When this reel lawn mower came to us, it was extremely rusted and in many pieces. The curators had to decide what condition we wanted to show this in. We wanted visitors to see how this mower is different from lawn mowers today and that was difficult to do in the condition it came in. However, we still wanted it to look like a typical used lawn mower of the 1950s; in other words, we did not want it to look too new.”
Volunteers helping curator Cameron Wood put the lawn mower back together.

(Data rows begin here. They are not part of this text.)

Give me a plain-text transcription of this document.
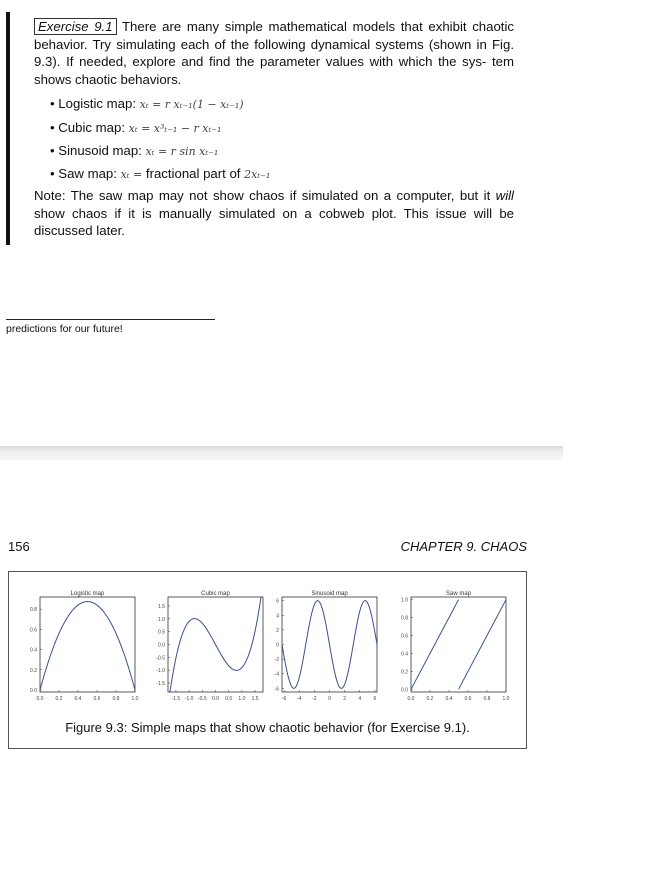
Exercise 9.1 There are many simple mathematical models that exhibit chaotic behavior. Try simulating each of the following dynamical systems (shown in Fig. 9.3). If needed, explore and find the parameter values with which the sys- tem shows chaotic behaviors.
• Logistic map: xₜ = r xₜ₋₁(1 − xₜ₋₁)
• Cubic map: xₜ = x³ₜ₋₁ − r xₜ₋₁
• Sinusoid map: xₜ = r sin xₜ₋₁
• Saw map: xₜ = fractional part of 2xₜ₋₁
Note: The saw map may not show chaos if simulated on a computer, but it will show chaos if it is manually simulated on a cobweb plot. This issue will be discussed later.
predictions for our future!
156	CHAPTER 9. CHAOS
Logistic map
0.0 0.2 0.4 0.6 0.8 1.0
0.0
0.2
0.4
0.6
0.8
Cubic map
-1.5 -1.0 -0.5 0.0 0.5 1.0 1.5
-1.5
-1.0
-0.5
0.0
0.5
1.0
1.5
Sinusoid map
-6 -4 -2 0 2 4 6
-6
-4
-2
0
2
4
6
Saw map
0.0 0.2 0.4 0.6 0.8 1.0
0.0
0.2
0.4
0.6
0.8
1.0
Figure 9.3: Simple maps that show chaotic behavior (for Exercise 9.1).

Our volunteers and curator Cameron Wood set to work bringing life back into the mower. The first step was to clean up the mower of rust, dirt, and grass. As the mower was cleaned off, we were able to see the original colors, green and red. After several hours of cleaning and sanding, volunteers repainted the mower to its original colors. However, it was not entirely repainted as to prevent it from looking too new. Finally, as we attached the pieces together, we decided for safety reasons to prevent the blades from moving. Museums typically have different types of collections for different purposes. At OHS we have permanent and educational collections. The permanent collection includes a wide variety of archival materials and museum objects, such as manuscripts, audiovisuals, newspapers, government records, electronic media, historic objects, works of art, archaeology and natural history specimens. OHS aims to preserve these treasures for current and future generations of Ohioans. Materials in the permanent collections are carefully stored, handled and exhibited under specific conditions. We do not try to restore objects in the permanent collections or try to make them “look new.” Basic repairs can be made by conservators, but preserving items in their current condition is the goal for permanent collections.
Our 1950s lawn mower after restoration.
Our educational collection, on the other hand, are objects that visitors are allowed to hold and use so that they can better understand our past. In the 1950s exhibit, most of the items on display, such as the lawnmower, are educational collections. Because these objects are part of the educational collection and intended to be used, we were able to use different methods to make things look new or like our 1950s family was using them regularly. Many choices have to be made when using objects in an exhibition. Are the objects authentic to the period? Will the exhibition conditions preserve the objects for future use? Are the objects safe for visitors to handle? These are just some of the questions museum staff ask on a daily basis. They are not always easy to answer. As curators, we aim to make informed decisions that allow visitors to enjoy our objects for generations to come. What tough decisions have you had to make about your own collections?